To make a calculation, ‘S’ and ‘r’ should be in the same units. So, convert 12 inches to miles, which becomes 0.000189394 miles.

θ = 3/0.000189394 = 15,844 radians ≈ 2521 revolutions.

So, the above result shows that a tire with a radius of 14 inches will have to rotate 2521 times to cover a distance of 3 miles.

In the previous sections, I calculated the circumferences of 12 inches and 14 inches tire sizes as 75.39 inches and 87.92 inches respectively.

So, the angular distance by a 14 inches tire to cover the same linear distance of 3 miles is:

θ = 75.39/87.92 x 2521 = 2161 revolutions. 


Assuming the old tires have a radius of r1 and the new, bigger tires have a radius of r2, the angular distance covered by the old tires is calculated as:

θ1 = s / r1

And the angular distance covered by the new, bigger tires is calculated as:

θ2 = s / r2

The impact on odometer reading due to a bigger tire will be a percentage difference between θ1 and θ2 can be calculated using the following formula:

% impact on odometer reading = (θ2 – θ1) / θ1 x 100 = (2161-2521)/2521 x 100 = 14.28%.

This means that the odometer reading with the new, larger tires would be 14.28% lower than the actual distance traveled.

Just like linear speed, technically, a vehicle covers the same linear distance as well. 

The odometer is controlled by the engine control unit (ECU) which receives input from various sensors including the speed sensor.
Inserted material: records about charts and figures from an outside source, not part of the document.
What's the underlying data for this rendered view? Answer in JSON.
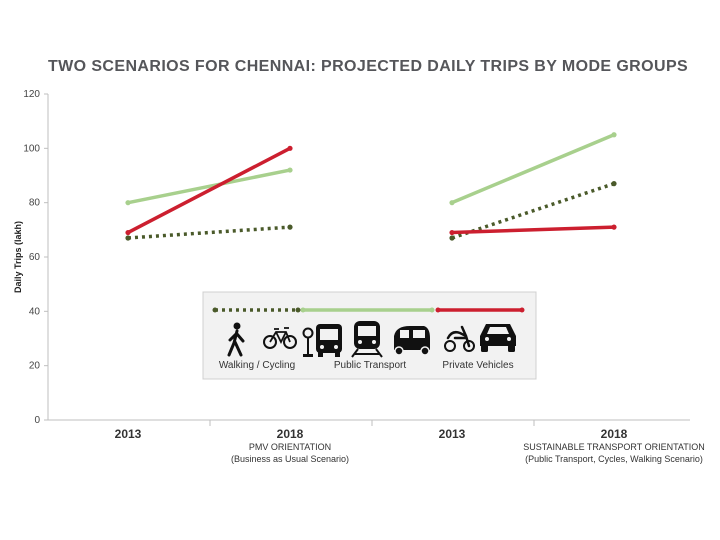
{
  "chart_data": {
    "type": "line",
    "title": "TWO SCENARIOS FOR CHENNAI: PROJECTED DAILY TRIPS BY MODE GROUPS",
    "ylabel": "Daily Trips (lakh)",
    "ylim": [
      0,
      120
    ],
    "yticks": [
      0,
      20,
      40,
      60,
      80,
      100,
      120
    ],
    "panels": [
      {
        "name": "PMV ORIENTATION",
        "subtitle": "(Business as Usual Scenario)",
        "x": [
          "2013",
          "2018"
        ],
        "series": [
          {
            "name": "Walking / Cycling",
            "values": [
              67,
              71
            ],
            "color": "#4a5a2a",
            "style": "dotted"
          },
          {
            "name": "Public Transport",
            "values": [
              80,
              92
            ],
            "color": "#a8d08d",
            "style": "solid"
          },
          {
            "name": "Private Vehicles",
            "values": [
              69,
              100
            ],
            "color": "#cc1f2f",
            "style": "solid"
          }
        ]
      },
      {
        "name": "SUSTAINABLE TRANSPORT ORIENTATION",
        "subtitle": "(Public Transport, Cycles, Walking Scenario)",
        "x": [
          "2013",
          "2018"
        ],
        "series": [
          {
            "name": "Walking / Cycling",
            "values": [
              67,
              87
            ],
            "color": "#4a5a2a",
            "style": "dotted"
          },
          {
            "name": "Public Transport",
            "values": [
              80,
              105
            ],
            "color": "#a8d08d",
            "style": "solid"
          },
          {
            "name": "Private Vehicles",
            "values": [
              69,
              71
            ],
            "color": "#cc1f2f",
            "style": "solid"
          }
        ]
      }
    ],
    "legend": [
      {
        "label": "Walking / Cycling",
        "color": "#4a5a2a",
        "style": "dotted",
        "icons": [
          "pedestrian-icon",
          "bicycle-icon"
        ]
      },
      {
        "label": "Public Transport",
        "color": "#a8d08d",
        "style": "solid",
        "icons": [
          "bus-stop-icon",
          "bus-icon",
          "train-icon",
          "auto-rickshaw-icon"
        ]
      },
      {
        "label": "Private Vehicles",
        "color": "#cc1f2f",
        "style": "solid",
        "icons": [
          "scooter-icon",
          "car-icon"
        ]
      }
    ]
  }
}
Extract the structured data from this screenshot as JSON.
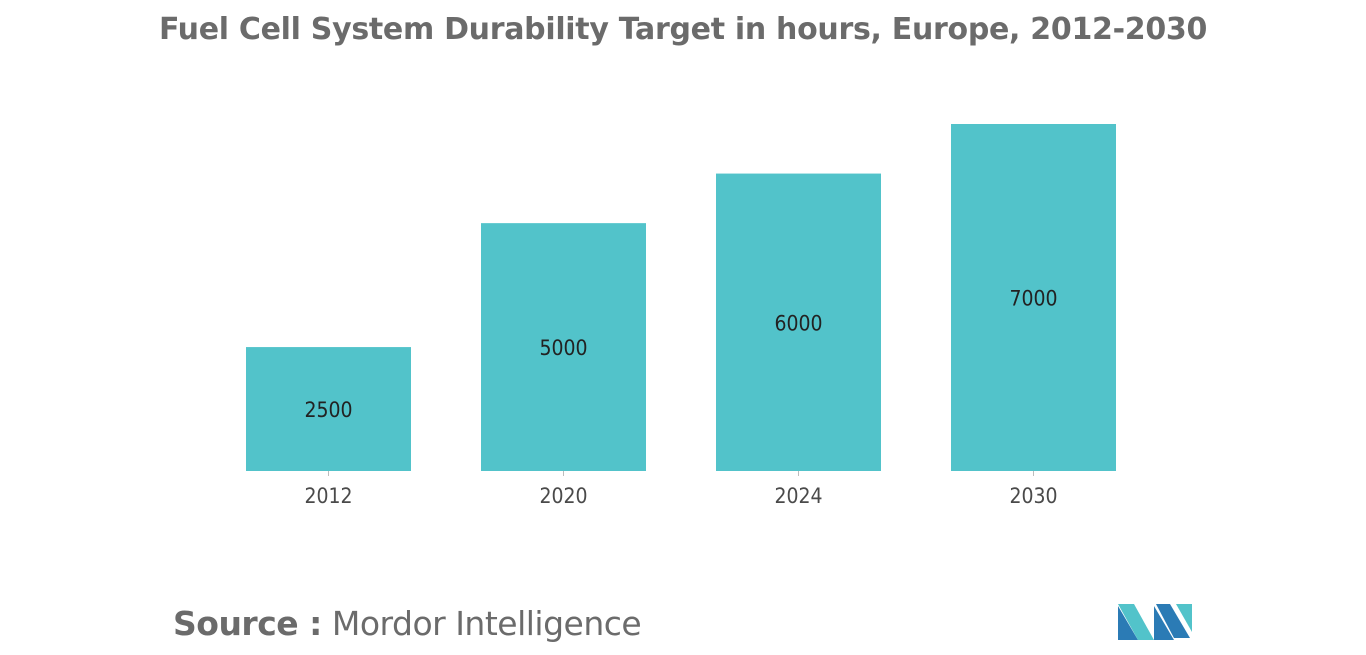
{
  "chart_data": {
    "type": "bar",
    "title": "Fuel Cell System Durability Target in hours, Europe, 2012-2030",
    "categories": [
      "2012",
      "2020",
      "2024",
      "2030"
    ],
    "values": [
      2500,
      5000,
      6000,
      7000
    ],
    "data_labels": [
      "2500",
      "5000",
      "6000",
      "7000"
    ],
    "xlabel": "",
    "ylabel": "",
    "ylim": [
      0,
      7000
    ],
    "grid": false,
    "legend": "none",
    "bar_color": "#52c3ca"
  },
  "source": {
    "prefix": "Source :",
    "name": "Mordor Intelligence"
  },
  "logo": {
    "icon": "mordor-intelligence-logo",
    "colors": [
      "#2b7bb5",
      "#52c3ca"
    ]
  }
}
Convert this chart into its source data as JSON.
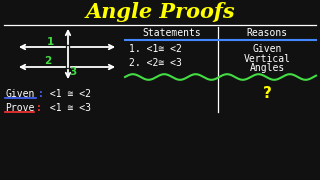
{
  "title": "Angle Proofs",
  "title_color": "#FFFF00",
  "bg_color": "#111111",
  "line_color": "#FFFFFF",
  "green_color": "#44DD44",
  "blue_color": "#4466FF",
  "red_color": "#FF3333",
  "given_colon_color": "#4466FF",
  "prove_colon_color": "#FF3333",
  "statements_header": "Statements",
  "reasons_header": "Reasons",
  "stmt1": "1. <1≅ <2",
  "stmt2": "2. <2≅ <3",
  "reason1": "Given",
  "reason2a": "Vertical",
  "reason2b": "Angles",
  "reason3": "?",
  "given_label": "Given",
  "prove_label": "Prove",
  "given_expr": " <1 ≅ <2",
  "prove_expr": " <1 ≅ <3",
  "angle1_label": "1",
  "angle2_label": "2",
  "angle3_label": "3"
}
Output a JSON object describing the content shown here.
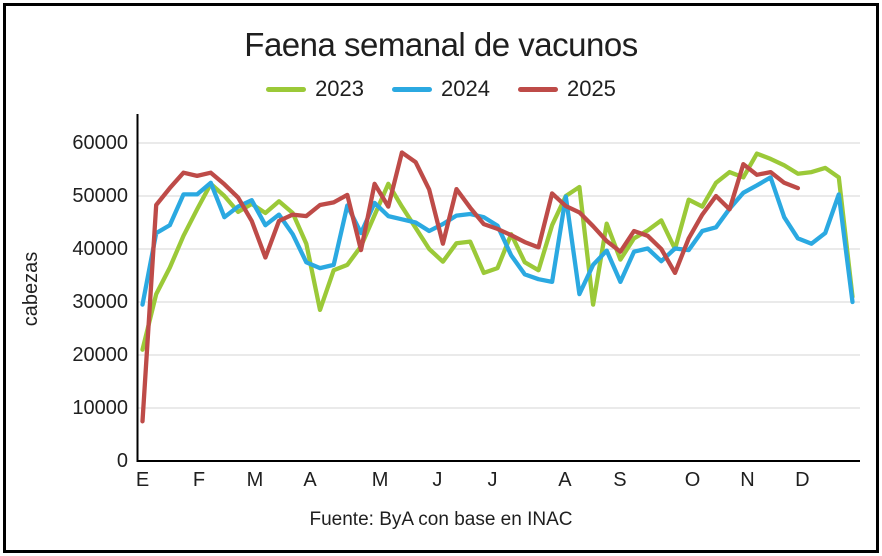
{
  "title": "Faena semanal de vacunos",
  "footer": "Fuente: ByA con base en INAC",
  "y_axis": {
    "label": "cabezas",
    "ticks": [
      60000,
      50000,
      40000,
      30000,
      20000,
      10000,
      0
    ]
  },
  "x_axis": {
    "months": [
      {
        "label": "E",
        "week": 1
      },
      {
        "label": "F",
        "week": 5.14
      },
      {
        "label": "M",
        "week": 9.24
      },
      {
        "label": "A",
        "week": 13.27
      },
      {
        "label": "M",
        "week": 18.4
      },
      {
        "label": "J",
        "week": 22.6
      },
      {
        "label": "J",
        "week": 26.63
      },
      {
        "label": "A",
        "week": 31.94
      },
      {
        "label": "S",
        "week": 35.97
      },
      {
        "label": "O",
        "week": 41.28
      },
      {
        "label": "N",
        "week": 45.31
      },
      {
        "label": "D",
        "week": 49.33
      }
    ]
  },
  "chart_data": {
    "type": "line",
    "title": "Faena semanal de vacunos",
    "ylabel": "cabezas",
    "xlabel": "",
    "x_unit": "semana del año (1-53)",
    "ylim": [
      0,
      60000
    ],
    "ytick_step": 10000,
    "grid": true,
    "grid_color": "#d6d6d6",
    "axis_color": "#000000",
    "legend_position": "top",
    "series": [
      {
        "name": "2023",
        "color": "#9BC938",
        "values": [
          21000,
          31500,
          36500,
          42500,
          47500,
          52300,
          50000,
          47000,
          48500,
          46800,
          49000,
          46800,
          41000,
          28500,
          36000,
          37000,
          40500,
          46400,
          52300,
          48000,
          44000,
          40000,
          37600,
          41100,
          41400,
          35500,
          36400,
          42800,
          37500,
          36000,
          44500,
          50000,
          51700,
          29500,
          44800,
          38000,
          42000,
          43500,
          45400,
          40000,
          49300,
          48000,
          52500,
          54500,
          53500,
          58000,
          57000,
          55800,
          54200,
          54500,
          55300,
          53500,
          31000
        ]
      },
      {
        "name": "2024",
        "color": "#2BA9E1",
        "values": [
          29500,
          43000,
          44500,
          50300,
          50300,
          52500,
          46000,
          48000,
          49200,
          44500,
          46500,
          42800,
          37500,
          36400,
          37000,
          48200,
          43000,
          48700,
          46200,
          45600,
          45000,
          43400,
          44700,
          46300,
          46600,
          46000,
          44400,
          38800,
          35200,
          34300,
          33800,
          49900,
          31500,
          37000,
          39700,
          33800,
          39500,
          40100,
          37700,
          40100,
          39800,
          43400,
          44100,
          47600,
          50600,
          52000,
          53500,
          46000,
          42000,
          41000,
          43000,
          50300,
          30000
        ]
      },
      {
        "name": "2025",
        "color": "#BE4B48",
        "values": [
          7500,
          48300,
          51500,
          54400,
          53800,
          54400,
          52200,
          49700,
          45300,
          38400,
          45300,
          46500,
          46200,
          48300,
          48800,
          50200,
          39800,
          52300,
          48000,
          58200,
          56400,
          51200,
          41000,
          51300,
          47800,
          44700,
          43800,
          42600,
          41300,
          40300,
          50500,
          48100,
          46900,
          44300,
          41500,
          39500,
          43400,
          42500,
          40000,
          35500,
          42000,
          46500,
          50000,
          47500,
          56000,
          54000,
          54500,
          52500,
          51500
        ]
      }
    ]
  }
}
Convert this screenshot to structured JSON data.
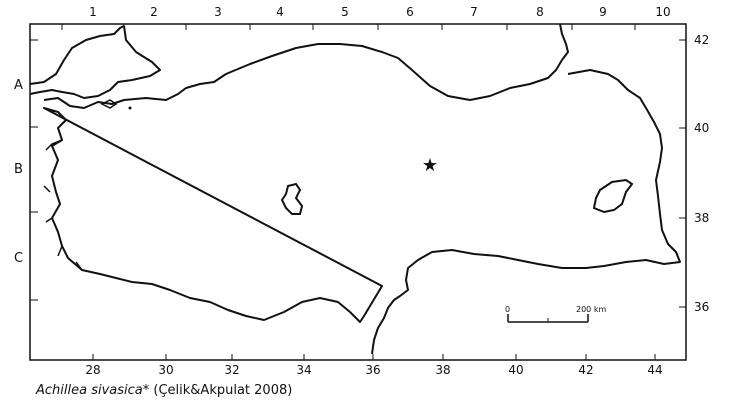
{
  "map": {
    "grid_columns": [
      "1",
      "2",
      "3",
      "4",
      "5",
      "6",
      "7",
      "8",
      "9",
      "10"
    ],
    "grid_rows": [
      "A",
      "B",
      "C"
    ],
    "longitude_labels": [
      "28",
      "30",
      "32",
      "34",
      "36",
      "38",
      "40",
      "42",
      "44"
    ],
    "latitude_labels": [
      "42",
      "40",
      "38",
      "36"
    ],
    "scale_bar": {
      "start_label": "0",
      "end_label": "200 km"
    },
    "marker": {
      "symbol": "★",
      "lon": 37.5,
      "lat": 39.3
    }
  },
  "caption": {
    "species": "Achillea sivasica*",
    "citation": " (Çelik&Akpulat 2008)"
  }
}
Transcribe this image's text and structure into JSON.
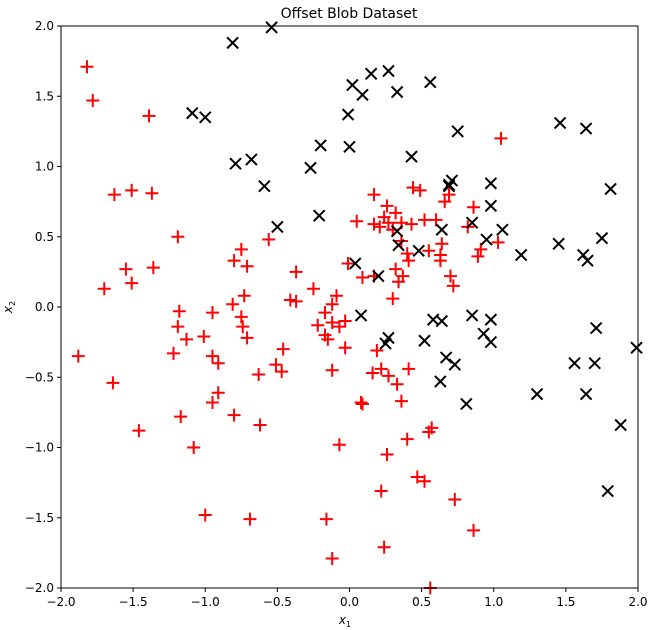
{
  "chart_data": {
    "type": "scatter",
    "title": "Offset Blob Dataset",
    "xlabel": "x",
    "xlabel_sub": "1",
    "ylabel": "x",
    "ylabel_sub": "2",
    "xlim": [
      -2.0,
      2.0
    ],
    "ylim": [
      -2.0,
      2.0
    ],
    "xticks": [
      -2.0,
      -1.5,
      -1.0,
      -0.5,
      0.0,
      0.5,
      1.0,
      1.5,
      2.0
    ],
    "yticks": [
      -2.0,
      -1.5,
      -1.0,
      -0.5,
      0.0,
      0.5,
      1.0,
      1.5,
      2.0
    ],
    "xtick_labels": [
      "−2.0",
      "−1.5",
      "−1.0",
      "−0.5",
      "0.0",
      "0.5",
      "1.0",
      "1.5",
      "2.0"
    ],
    "ytick_labels": [
      "−2.0",
      "−1.5",
      "−1.0",
      "−0.5",
      "0.0",
      "0.5",
      "1.0",
      "1.5",
      "2.0"
    ],
    "grid": false,
    "series": [
      {
        "marker": "plus",
        "color": "#ff0000",
        "points": [
          [
            -1.82,
            1.71
          ],
          [
            -1.78,
            1.47
          ],
          [
            -1.39,
            1.36
          ],
          [
            -1.63,
            0.8
          ],
          [
            -1.51,
            0.83
          ],
          [
            -1.37,
            0.81
          ],
          [
            -1.7,
            0.13
          ],
          [
            -1.55,
            0.27
          ],
          [
            -1.51,
            0.17
          ],
          [
            -1.36,
            0.28
          ],
          [
            -1.19,
            0.5
          ],
          [
            -0.75,
            0.41
          ],
          [
            -0.8,
            0.33
          ],
          [
            -0.71,
            0.29
          ],
          [
            -0.56,
            0.48
          ],
          [
            -1.88,
            -0.35
          ],
          [
            -1.64,
            -0.54
          ],
          [
            -1.46,
            -0.88
          ],
          [
            -1.18,
            -0.03
          ],
          [
            -1.19,
            -0.14
          ],
          [
            -1.22,
            -0.33
          ],
          [
            -1.13,
            -0.23
          ],
          [
            -1.17,
            -0.78
          ],
          [
            -1.08,
            -1.0
          ],
          [
            -1.0,
            -1.48
          ],
          [
            -0.69,
            -1.51
          ],
          [
            -0.95,
            -0.04
          ],
          [
            -1.01,
            -0.21
          ],
          [
            -0.95,
            -0.35
          ],
          [
            -0.91,
            -0.4
          ],
          [
            -0.91,
            -0.61
          ],
          [
            -0.95,
            -0.68
          ],
          [
            -0.8,
            -0.77
          ],
          [
            -0.62,
            -0.84
          ],
          [
            -0.81,
            0.02
          ],
          [
            -0.73,
            0.08
          ],
          [
            -0.75,
            -0.07
          ],
          [
            -0.74,
            -0.14
          ],
          [
            -0.71,
            -0.22
          ],
          [
            -0.63,
            -0.48
          ],
          [
            -0.47,
            -0.46
          ],
          [
            -0.46,
            -0.3
          ],
          [
            -0.51,
            -0.41
          ],
          [
            -0.41,
            0.05
          ],
          [
            -0.37,
            0.25
          ],
          [
            -0.37,
            0.04
          ],
          [
            -0.25,
            0.13
          ],
          [
            -0.22,
            -0.13
          ],
          [
            -0.17,
            -0.04
          ],
          [
            -0.17,
            -0.2
          ],
          [
            -0.12,
            -0.11
          ],
          [
            -0.15,
            -0.23
          ],
          [
            -0.07,
            -0.14
          ],
          [
            -0.12,
            -0.45
          ],
          [
            -0.12,
            0.02
          ],
          [
            -0.09,
            0.08
          ],
          [
            -0.03,
            -0.29
          ],
          [
            -0.03,
            -0.1
          ],
          [
            -0.07,
            -0.98
          ],
          [
            -0.16,
            -1.51
          ],
          [
            -0.12,
            -1.79
          ],
          [
            -0.01,
            0.31
          ],
          [
            0.05,
            0.61
          ],
          [
            0.09,
            0.21
          ],
          [
            0.17,
            0.8
          ],
          [
            0.17,
            0.59
          ],
          [
            0.21,
            0.57
          ],
          [
            0.24,
            0.64
          ],
          [
            0.26,
            0.72
          ],
          [
            0.27,
            0.6
          ],
          [
            0.32,
            0.67
          ],
          [
            0.3,
            0.55
          ],
          [
            0.36,
            0.6
          ],
          [
            0.36,
            0.47
          ],
          [
            0.32,
            0.27
          ],
          [
            0.34,
            0.18
          ],
          [
            0.37,
            0.22
          ],
          [
            0.3,
            0.06
          ],
          [
            0.17,
            0.22
          ],
          [
            0.16,
            -0.47
          ],
          [
            0.19,
            -0.31
          ],
          [
            0.22,
            -0.44
          ],
          [
            0.27,
            -0.49
          ],
          [
            0.33,
            -0.55
          ],
          [
            0.36,
            -0.67
          ],
          [
            0.41,
            -0.44
          ],
          [
            0.08,
            -0.68
          ],
          [
            0.09,
            -0.69
          ],
          [
            0.4,
            -0.94
          ],
          [
            0.26,
            -1.05
          ],
          [
            0.22,
            -1.31
          ],
          [
            0.24,
            -1.71
          ],
          [
            0.47,
            -1.21
          ],
          [
            0.52,
            -1.24
          ],
          [
            0.55,
            -0.89
          ],
          [
            0.57,
            -0.86
          ],
          [
            0.56,
            -2.0
          ],
          [
            0.41,
            0.33
          ],
          [
            0.4,
            0.38
          ],
          [
            0.44,
            0.85
          ],
          [
            0.49,
            0.83
          ],
          [
            0.43,
            0.59
          ],
          [
            0.52,
            0.62
          ],
          [
            0.55,
            0.4
          ],
          [
            0.6,
            0.62
          ],
          [
            0.63,
            0.33
          ],
          [
            0.66,
            0.75
          ],
          [
            0.69,
            0.8
          ],
          [
            0.63,
            0.37
          ],
          [
            0.64,
            0.45
          ],
          [
            0.7,
            0.22
          ],
          [
            0.72,
            0.15
          ],
          [
            0.82,
            0.57
          ],
          [
            0.86,
            0.71
          ],
          [
            0.89,
            0.36
          ],
          [
            0.91,
            0.41
          ],
          [
            1.03,
            0.46
          ],
          [
            1.05,
            1.2
          ],
          [
            0.73,
            -1.37
          ],
          [
            0.86,
            -1.59
          ]
        ]
      },
      {
        "marker": "x",
        "color": "#000000",
        "points": [
          [
            -0.81,
            1.88
          ],
          [
            -0.54,
            1.99
          ],
          [
            -1.09,
            1.38
          ],
          [
            -1.0,
            1.35
          ],
          [
            -0.79,
            1.02
          ],
          [
            -0.68,
            1.05
          ],
          [
            -0.59,
            0.86
          ],
          [
            -0.5,
            0.57
          ],
          [
            -0.2,
            1.15
          ],
          [
            -0.27,
            0.99
          ],
          [
            -0.21,
            0.65
          ],
          [
            0.02,
            1.58
          ],
          [
            0.09,
            1.51
          ],
          [
            0.15,
            1.66
          ],
          [
            0.27,
            1.68
          ],
          [
            0.33,
            1.53
          ],
          [
            0.56,
            1.6
          ],
          [
            -0.01,
            1.37
          ],
          [
            0.0,
            1.14
          ],
          [
            0.43,
            1.07
          ],
          [
            0.75,
            1.25
          ],
          [
            0.69,
            0.86
          ],
          [
            0.71,
            0.9
          ],
          [
            0.69,
            0.87
          ],
          [
            0.98,
            0.88
          ],
          [
            0.98,
            0.72
          ],
          [
            0.85,
            0.6
          ],
          [
            0.95,
            0.48
          ],
          [
            1.06,
            0.55
          ],
          [
            1.19,
            0.37
          ],
          [
            0.64,
            0.55
          ],
          [
            0.48,
            0.4
          ],
          [
            0.34,
            0.44
          ],
          [
            0.33,
            0.54
          ],
          [
            0.04,
            0.31
          ],
          [
            0.2,
            0.22
          ],
          [
            1.46,
            1.31
          ],
          [
            1.64,
            1.27
          ],
          [
            1.81,
            0.84
          ],
          [
            1.45,
            0.45
          ],
          [
            1.62,
            0.37
          ],
          [
            1.65,
            0.33
          ],
          [
            1.75,
            0.49
          ],
          [
            0.08,
            -0.06
          ],
          [
            0.27,
            -0.22
          ],
          [
            0.25,
            -0.26
          ],
          [
            0.52,
            -0.24
          ],
          [
            0.58,
            -0.09
          ],
          [
            0.64,
            -0.1
          ],
          [
            0.67,
            -0.36
          ],
          [
            0.73,
            -0.41
          ],
          [
            0.63,
            -0.53
          ],
          [
            0.85,
            -0.06
          ],
          [
            0.93,
            -0.19
          ],
          [
            0.98,
            -0.09
          ],
          [
            0.98,
            -0.25
          ],
          [
            0.81,
            -0.69
          ],
          [
            1.3,
            -0.62
          ],
          [
            1.56,
            -0.4
          ],
          [
            1.71,
            -0.15
          ],
          [
            1.7,
            -0.4
          ],
          [
            1.64,
            -0.62
          ],
          [
            1.99,
            -0.29
          ],
          [
            1.88,
            -0.84
          ],
          [
            1.79,
            -1.31
          ]
        ]
      }
    ]
  }
}
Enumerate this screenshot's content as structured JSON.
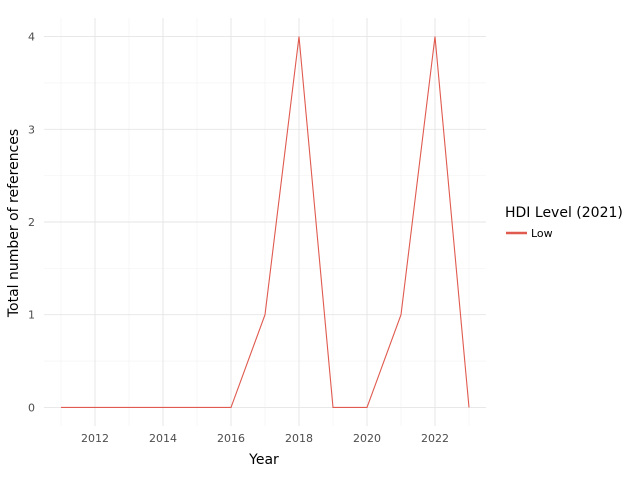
{
  "chart_data": {
    "type": "line",
    "xlabel": "Year",
    "ylabel": "Total number of references",
    "xlim": [
      2010.5,
      2023.5
    ],
    "ylim": [
      -0.2,
      4.2
    ],
    "x_ticks": [
      2012,
      2014,
      2016,
      2018,
      2020,
      2022
    ],
    "y_ticks": [
      0,
      1,
      2,
      3,
      4
    ],
    "grid": true,
    "legend": {
      "title": "HDI Level (2021)",
      "placement": "right"
    },
    "series": [
      {
        "name": "Low",
        "color": "#e05a4f",
        "x": [
          2011,
          2012,
          2013,
          2014,
          2015,
          2016,
          2017,
          2018,
          2019,
          2020,
          2021,
          2022,
          2023
        ],
        "y": [
          0,
          0,
          0,
          0,
          0,
          0,
          1,
          4,
          0,
          0,
          1,
          4,
          0
        ]
      }
    ]
  }
}
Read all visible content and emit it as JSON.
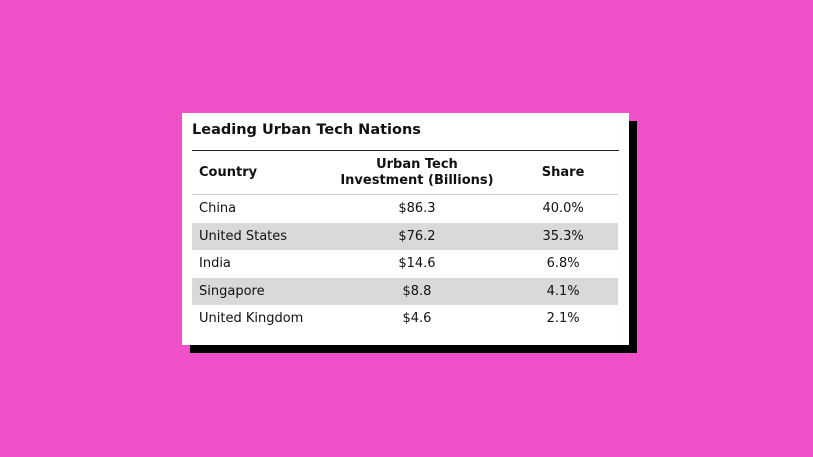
{
  "title": "Leading Urban Tech Nations",
  "table": {
    "headers": [
      "Country",
      "Urban Tech Investment (Billions)",
      "Share"
    ],
    "rows": [
      [
        "China",
        "$86.3",
        "40.0%"
      ],
      [
        "United States",
        "$76.2",
        "35.3%"
      ],
      [
        "India",
        "$14.6",
        "6.8%"
      ],
      [
        "Singapore",
        "$8.8",
        "4.1%"
      ],
      [
        "United Kingdom",
        "$4.6",
        "2.1%"
      ]
    ]
  }
}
The speed sensor measures the rotation of the tires and sends this information to the ECU. The ECU then uses this information to determine the linear distance traveled by the vehicle and displays it on the dashboard.

But since the engine controller has an input of old tire size, it will not process the correct linear distance and shows a lesser linear distance than the correct linear distance covered by the vehicle.

How Do Bigger Tires Affect Gear Ratio?

A too much larger tire can alter the gear ratio to a significant extent, making your vehicle feel sluggish or slow to accelerate. When you add larger tires to your vehicle, you essentially increase the overall diameter of the wheel and tire combination. This, in turn, increases the distance that the wheel travels with each rotation. As a result, your vehicle will travel a greater distance with each revolution of the tire. This change in distance can affect your gears’ ability to transfer power to the wheels effectively. 

A gear ratio refers to the relationship between the number of teeth on two gears that are meshed together. This relationship determines how many rotations of the input shaft are required to make one rotation of the output shaft. If the gear ratio is too high, your vehicle may struggle to accelerate, and you may experience a reduction in fuel efficiency. 

Here, the gear ratio is basically the axle ratio. It refers to the ratio between the number of revolutions of the driveshaft and the rear axle. This is how a vehicle axle looks:

transaxle differential


The drive shaft of the transmission has a pinion gear that transfers the power to the ring gear. From the ring gear, power is transferred to the side gears, which rotate the tires of the vehicle. 

The ratio between the pinion and ring gear is called the axle ratio or gear ratio. For example, if the gear ratio is 4:1, the drive shaft will rotate four times to make the axle shaft turn once. 

Once the tire size is changed, the effective gear ratio also changes as the tire is also acting as a gear.

To understand this better, let’s consider two different scenarios. In the first scenario, we have a vehicle with a stock tire radius of 12 inches and a gear ratio of 3.73. In the second scenario, we upgrade to a tire radius of 14 inches. 

To calculate the new gear ratio, we can use the following formula:

New Gear Ratio = (Old Gear Ratio x Old Tire Diameter) / New Tire Diameter

Using this formula, we can calculate the new gear ratio as follows: New Gear Ratio = (3.73 x 12) / 14 = 3.197

From this calculation, we can see that the gear ratio has effectively changed from 3.73 to 3.197. This means the engine will have to work harder to turn the larger tires, resulting in a loss of torque and acceleration. Due to this reason, fuel consumption also increases when you shift to bigger tires.